21/3/1918 The blow falls: German stormtroopers smash the British #1918Live

At 04:40 in the morning German artillery starts to fire at British positions along a 43 mile front bisected by the Somme river; the German spring offensive has finally begun. The artillery fire mixes high explosive shells with ones carrying a variety of poison gases. The scale of the bombardment is like nothing previously seen on the Western Front, leaving the survivors on the British side stunned and bewildered.

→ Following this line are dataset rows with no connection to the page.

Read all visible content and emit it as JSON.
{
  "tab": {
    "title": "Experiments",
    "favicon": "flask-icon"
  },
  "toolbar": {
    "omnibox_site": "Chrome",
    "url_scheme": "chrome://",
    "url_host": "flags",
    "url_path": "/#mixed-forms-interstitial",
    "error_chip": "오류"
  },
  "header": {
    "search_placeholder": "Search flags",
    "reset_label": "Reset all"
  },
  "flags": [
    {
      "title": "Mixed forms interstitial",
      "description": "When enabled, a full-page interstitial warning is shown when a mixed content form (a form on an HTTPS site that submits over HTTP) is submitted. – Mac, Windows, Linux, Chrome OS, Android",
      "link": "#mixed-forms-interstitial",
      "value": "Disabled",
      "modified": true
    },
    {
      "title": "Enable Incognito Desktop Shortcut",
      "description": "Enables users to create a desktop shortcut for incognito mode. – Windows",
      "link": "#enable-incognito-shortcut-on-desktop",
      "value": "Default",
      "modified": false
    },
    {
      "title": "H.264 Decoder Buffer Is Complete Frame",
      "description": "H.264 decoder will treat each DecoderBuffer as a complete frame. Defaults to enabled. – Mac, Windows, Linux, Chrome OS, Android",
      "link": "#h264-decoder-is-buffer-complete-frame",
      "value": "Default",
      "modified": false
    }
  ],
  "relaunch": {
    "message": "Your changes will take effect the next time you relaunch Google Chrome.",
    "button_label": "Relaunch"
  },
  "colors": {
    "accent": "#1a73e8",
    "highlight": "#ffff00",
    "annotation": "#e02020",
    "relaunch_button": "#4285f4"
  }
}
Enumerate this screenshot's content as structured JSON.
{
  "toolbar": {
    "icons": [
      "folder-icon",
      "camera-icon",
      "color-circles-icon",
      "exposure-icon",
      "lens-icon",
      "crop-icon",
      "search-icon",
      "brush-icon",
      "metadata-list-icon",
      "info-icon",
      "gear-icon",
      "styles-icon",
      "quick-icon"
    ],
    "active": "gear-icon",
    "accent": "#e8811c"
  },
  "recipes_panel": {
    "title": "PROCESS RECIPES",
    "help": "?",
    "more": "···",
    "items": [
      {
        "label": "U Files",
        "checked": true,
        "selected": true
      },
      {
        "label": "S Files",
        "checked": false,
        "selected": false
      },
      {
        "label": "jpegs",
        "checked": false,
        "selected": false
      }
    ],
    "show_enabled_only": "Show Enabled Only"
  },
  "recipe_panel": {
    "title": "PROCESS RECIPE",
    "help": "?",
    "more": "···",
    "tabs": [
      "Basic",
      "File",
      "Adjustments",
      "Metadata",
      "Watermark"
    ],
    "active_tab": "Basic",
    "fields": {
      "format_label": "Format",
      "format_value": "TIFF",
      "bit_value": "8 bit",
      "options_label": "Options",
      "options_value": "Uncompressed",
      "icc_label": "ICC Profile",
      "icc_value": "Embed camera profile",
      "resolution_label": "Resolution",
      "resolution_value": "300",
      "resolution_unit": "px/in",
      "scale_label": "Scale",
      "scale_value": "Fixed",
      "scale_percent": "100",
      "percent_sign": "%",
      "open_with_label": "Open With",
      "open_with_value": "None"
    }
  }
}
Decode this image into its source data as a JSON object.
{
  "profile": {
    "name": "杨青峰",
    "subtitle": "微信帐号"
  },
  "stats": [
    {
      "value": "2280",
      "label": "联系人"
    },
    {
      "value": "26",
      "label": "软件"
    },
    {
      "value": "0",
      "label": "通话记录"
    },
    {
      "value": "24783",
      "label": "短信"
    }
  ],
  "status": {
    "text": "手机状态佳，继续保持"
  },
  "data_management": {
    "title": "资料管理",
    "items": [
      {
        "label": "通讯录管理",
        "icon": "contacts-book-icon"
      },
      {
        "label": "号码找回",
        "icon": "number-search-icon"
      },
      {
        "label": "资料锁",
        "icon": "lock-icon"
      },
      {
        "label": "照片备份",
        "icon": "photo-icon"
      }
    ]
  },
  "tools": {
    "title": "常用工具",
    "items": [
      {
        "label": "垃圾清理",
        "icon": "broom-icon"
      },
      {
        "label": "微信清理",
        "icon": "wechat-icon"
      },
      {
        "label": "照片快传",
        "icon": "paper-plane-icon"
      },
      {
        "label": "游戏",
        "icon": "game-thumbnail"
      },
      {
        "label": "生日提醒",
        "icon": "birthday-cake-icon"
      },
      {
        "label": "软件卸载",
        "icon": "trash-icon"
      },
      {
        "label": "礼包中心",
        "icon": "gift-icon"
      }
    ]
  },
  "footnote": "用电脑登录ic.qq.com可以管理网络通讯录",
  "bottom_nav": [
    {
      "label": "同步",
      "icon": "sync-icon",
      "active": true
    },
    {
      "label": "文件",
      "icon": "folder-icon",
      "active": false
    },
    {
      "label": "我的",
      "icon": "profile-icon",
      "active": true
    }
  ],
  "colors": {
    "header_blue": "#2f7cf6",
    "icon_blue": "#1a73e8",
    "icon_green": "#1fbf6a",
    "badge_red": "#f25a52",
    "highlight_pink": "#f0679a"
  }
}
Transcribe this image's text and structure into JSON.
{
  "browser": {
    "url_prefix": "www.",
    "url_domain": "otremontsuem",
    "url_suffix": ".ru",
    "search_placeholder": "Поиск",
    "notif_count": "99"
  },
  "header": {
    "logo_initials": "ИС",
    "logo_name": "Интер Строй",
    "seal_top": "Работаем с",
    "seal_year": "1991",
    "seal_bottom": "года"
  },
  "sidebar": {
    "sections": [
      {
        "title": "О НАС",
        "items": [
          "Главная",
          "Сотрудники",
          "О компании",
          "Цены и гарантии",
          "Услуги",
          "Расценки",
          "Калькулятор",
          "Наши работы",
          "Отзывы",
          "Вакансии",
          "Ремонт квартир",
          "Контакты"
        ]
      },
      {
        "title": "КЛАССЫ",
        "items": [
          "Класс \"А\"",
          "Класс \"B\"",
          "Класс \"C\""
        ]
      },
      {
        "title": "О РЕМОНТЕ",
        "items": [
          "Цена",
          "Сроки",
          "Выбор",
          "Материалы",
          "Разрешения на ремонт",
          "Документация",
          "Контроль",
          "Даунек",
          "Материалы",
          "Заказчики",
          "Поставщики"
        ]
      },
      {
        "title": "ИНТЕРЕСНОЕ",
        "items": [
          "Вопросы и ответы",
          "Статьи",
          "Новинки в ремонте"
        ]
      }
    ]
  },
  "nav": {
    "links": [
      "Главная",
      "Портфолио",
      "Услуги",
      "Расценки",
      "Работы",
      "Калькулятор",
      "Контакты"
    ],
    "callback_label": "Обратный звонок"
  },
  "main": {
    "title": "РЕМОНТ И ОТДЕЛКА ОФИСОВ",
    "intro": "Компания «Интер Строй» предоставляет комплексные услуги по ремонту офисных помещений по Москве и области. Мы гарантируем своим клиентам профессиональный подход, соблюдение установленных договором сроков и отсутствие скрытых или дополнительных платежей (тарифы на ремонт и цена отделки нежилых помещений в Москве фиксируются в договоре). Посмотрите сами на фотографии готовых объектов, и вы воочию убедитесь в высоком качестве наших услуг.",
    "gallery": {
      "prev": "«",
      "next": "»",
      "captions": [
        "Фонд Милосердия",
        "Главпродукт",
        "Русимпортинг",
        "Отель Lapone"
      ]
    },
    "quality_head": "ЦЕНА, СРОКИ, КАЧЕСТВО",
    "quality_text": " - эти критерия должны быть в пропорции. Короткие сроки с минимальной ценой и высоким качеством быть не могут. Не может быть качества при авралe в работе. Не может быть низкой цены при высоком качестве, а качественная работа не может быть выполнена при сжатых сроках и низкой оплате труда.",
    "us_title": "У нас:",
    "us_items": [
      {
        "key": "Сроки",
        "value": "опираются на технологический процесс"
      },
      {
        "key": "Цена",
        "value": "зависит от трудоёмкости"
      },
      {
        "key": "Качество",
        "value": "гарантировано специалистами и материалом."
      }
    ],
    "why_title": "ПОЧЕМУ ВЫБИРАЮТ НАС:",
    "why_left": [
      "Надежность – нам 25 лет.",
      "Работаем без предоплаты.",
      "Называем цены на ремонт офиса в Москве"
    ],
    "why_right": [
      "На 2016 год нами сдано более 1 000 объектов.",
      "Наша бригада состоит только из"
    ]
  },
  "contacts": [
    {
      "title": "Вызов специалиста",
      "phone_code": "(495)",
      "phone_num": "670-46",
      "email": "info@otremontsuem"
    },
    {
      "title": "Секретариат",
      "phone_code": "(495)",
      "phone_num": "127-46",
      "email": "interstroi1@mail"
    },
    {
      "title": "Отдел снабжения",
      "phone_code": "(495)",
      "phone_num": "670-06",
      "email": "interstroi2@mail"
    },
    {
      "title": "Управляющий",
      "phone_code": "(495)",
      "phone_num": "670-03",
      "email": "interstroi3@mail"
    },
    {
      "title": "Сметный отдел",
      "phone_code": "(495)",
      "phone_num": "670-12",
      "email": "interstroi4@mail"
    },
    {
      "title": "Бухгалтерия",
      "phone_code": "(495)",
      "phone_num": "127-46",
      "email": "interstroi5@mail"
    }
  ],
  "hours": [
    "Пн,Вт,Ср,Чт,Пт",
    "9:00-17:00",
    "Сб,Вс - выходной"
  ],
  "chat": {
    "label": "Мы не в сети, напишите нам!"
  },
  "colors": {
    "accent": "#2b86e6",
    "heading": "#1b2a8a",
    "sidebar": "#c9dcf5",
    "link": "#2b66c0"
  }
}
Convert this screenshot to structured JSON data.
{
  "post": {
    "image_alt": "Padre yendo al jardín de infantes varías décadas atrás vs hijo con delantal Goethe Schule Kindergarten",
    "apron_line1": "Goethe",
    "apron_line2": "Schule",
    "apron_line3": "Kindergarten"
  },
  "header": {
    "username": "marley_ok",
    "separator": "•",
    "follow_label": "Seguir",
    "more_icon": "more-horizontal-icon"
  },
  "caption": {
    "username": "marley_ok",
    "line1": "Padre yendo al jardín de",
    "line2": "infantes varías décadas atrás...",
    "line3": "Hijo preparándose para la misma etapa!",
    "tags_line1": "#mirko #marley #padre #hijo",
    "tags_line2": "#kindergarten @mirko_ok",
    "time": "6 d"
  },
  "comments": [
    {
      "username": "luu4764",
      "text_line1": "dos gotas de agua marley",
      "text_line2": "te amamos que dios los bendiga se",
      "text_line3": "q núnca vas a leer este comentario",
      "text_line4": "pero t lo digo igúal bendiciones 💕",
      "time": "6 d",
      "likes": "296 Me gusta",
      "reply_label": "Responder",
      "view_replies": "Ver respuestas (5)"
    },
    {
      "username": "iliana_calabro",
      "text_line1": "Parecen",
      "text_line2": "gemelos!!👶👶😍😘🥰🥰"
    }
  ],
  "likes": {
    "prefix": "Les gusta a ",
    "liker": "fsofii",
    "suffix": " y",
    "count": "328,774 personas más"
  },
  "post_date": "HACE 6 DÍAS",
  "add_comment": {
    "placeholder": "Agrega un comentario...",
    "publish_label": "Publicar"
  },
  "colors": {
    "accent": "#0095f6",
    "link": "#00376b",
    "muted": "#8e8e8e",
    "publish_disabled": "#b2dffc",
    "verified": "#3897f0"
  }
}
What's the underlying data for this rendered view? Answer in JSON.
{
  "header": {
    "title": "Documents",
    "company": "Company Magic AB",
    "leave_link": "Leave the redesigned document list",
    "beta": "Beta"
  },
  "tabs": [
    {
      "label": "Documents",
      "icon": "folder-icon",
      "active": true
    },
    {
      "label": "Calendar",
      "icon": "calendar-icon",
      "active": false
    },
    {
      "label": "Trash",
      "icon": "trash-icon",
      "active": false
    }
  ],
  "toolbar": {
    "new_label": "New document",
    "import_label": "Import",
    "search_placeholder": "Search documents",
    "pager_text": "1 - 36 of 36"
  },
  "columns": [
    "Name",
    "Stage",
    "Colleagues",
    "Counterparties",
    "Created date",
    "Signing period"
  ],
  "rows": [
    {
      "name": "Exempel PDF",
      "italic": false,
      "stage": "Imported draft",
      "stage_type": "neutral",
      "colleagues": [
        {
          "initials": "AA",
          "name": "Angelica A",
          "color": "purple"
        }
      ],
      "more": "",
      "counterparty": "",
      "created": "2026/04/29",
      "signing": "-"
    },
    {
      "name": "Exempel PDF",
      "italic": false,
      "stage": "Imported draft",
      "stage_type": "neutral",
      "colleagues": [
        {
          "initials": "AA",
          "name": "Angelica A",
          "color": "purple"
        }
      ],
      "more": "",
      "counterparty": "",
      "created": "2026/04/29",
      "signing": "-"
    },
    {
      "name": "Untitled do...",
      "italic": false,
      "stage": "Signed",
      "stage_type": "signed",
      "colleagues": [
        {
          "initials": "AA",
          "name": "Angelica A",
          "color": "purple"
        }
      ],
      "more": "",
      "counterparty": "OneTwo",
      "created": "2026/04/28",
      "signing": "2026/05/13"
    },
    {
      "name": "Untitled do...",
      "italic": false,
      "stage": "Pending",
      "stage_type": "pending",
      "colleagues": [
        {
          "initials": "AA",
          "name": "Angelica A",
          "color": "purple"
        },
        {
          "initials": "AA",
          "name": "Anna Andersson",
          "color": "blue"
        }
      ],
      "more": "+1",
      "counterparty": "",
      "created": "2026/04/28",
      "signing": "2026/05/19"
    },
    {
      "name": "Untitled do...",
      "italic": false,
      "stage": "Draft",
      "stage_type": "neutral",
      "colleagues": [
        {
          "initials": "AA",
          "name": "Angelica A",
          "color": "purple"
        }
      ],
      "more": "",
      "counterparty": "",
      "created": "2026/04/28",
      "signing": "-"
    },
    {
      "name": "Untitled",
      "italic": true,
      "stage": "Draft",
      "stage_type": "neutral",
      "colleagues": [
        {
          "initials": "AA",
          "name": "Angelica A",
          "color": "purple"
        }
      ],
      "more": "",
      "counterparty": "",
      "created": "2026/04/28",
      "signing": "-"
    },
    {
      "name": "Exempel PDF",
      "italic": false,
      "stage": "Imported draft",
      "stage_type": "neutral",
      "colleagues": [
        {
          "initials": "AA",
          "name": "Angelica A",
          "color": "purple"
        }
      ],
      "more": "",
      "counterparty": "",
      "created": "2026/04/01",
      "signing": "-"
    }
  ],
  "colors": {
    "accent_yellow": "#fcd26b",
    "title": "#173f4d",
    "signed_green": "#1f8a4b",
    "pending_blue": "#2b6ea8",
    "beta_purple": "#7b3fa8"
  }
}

AT 08:40, after some 1,160,000 shells have been fired, the artillery lifts from frontline targets and the German infantry assault begins. The attack is spearheaded by the elite stormtroopers, trained in the infiltration tactics used at Riga by Hutier, at Caporetto against the Italians, and during the counter-attack at Cambrai. Advancing out of the morning mist the stormtroopers bypass strong points and press forward as quickly as possible, leaving pockets of enemy resistance to be mopped up by follow-up troops.

In the battle sector the Germans outnumber the British by a factor of three to one. The weight of numbers, their devastating artillery and the infiltration tactics allow them to smash through the British defences. In one day the Germans capture territory equivalent to the British gains at the entire Battle of the Somme, but the human cost of the fighting is devastating. Both sides suffer nearly 40,000 casualties. Of the British losses, more than 21,000 are prisoners, who can at least reasonably expect to return home again once the war is over. This is not the case with the Germans, who losses include around 10,000 men killed and nearly 29,000 wounded.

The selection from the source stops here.